In the past 15 years, Miles said, these controversies have led to government hearings, criminal trials, huge University allocations of staff time and National Institutes of Health sanctions.
“All of these have arisen at the nexus of powerful faculty, commercial funding and advances in research,” Miles wrote, adding that only one of the University’s scandals has been brought into the public light by faculty at the Bioethics Center.
The center’s long-term operations under interim and year-to-year directors, as well as the University’s denial to conduct a national search to replace faculty, has contributed to its difficulties, Miles said in the statement.
The center’s plight has also drawn the attention of the legislative auditor’s office in the aftermath of the 2004 death of Dan Markingson, who committed suicide after being recruited into a University drug trial.

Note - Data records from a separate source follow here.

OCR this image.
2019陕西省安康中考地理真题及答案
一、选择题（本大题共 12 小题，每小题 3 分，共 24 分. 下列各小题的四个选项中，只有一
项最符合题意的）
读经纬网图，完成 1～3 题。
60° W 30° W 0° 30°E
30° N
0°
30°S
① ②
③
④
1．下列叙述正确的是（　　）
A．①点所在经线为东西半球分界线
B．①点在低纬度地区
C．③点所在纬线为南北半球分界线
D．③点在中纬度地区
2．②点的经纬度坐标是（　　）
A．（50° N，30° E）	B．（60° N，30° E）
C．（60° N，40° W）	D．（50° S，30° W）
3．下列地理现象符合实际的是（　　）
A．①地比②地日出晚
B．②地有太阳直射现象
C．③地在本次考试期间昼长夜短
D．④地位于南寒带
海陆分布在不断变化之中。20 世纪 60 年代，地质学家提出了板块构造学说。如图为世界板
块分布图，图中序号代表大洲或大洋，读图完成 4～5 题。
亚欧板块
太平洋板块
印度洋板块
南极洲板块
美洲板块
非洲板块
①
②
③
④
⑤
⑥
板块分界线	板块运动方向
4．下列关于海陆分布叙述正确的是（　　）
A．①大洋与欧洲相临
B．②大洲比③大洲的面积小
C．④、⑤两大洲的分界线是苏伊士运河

In a report last year that raised questions about research practices at the University, auditors questioned why University officials did not include the Bioethics Center in research ethics discussions.
“It leaves us wondering why the University of Minnesota has a Center for Bioethics when University officials will not meet with the center’s faculty to discuss the very real and important bioethical questions the Markingson case raised,” the report said.
Miles wrote that in the past decade other academic health centers “established and fortified their medical and bioethics centers,” but the University has moved in the opposite direction.
When bioethics professor Carl Elliott came to the University in 1997, he said the Center for Bioethics was viewed as one of the best bioethics units in the world. But in the wake of multiple ethical concerns regarding the University’s research practices, faculty members now run thin.
“Now, all that’s left is a skeleton crew.” Elliott said. “The administration has decided that the solution to 25 years of scandals in the medical school is to asphyxiate the center quietly and relentlessly, making the bioethicists so miserable that they leave. It has been a brilliant strategy.”
Miles expressed a similar concern and wrote, “The attrition of the depth and breadth of Bioethics expertise at the AHC is counter to the University’s interests.”
Miles said he plans to spend his retirement traveling and gardening.
“I love the University of Minnesota and am proud of, and have enjoyed, nearly 35 years on the faculty,” he said. “I just finished a chapter and am going out to garden now.”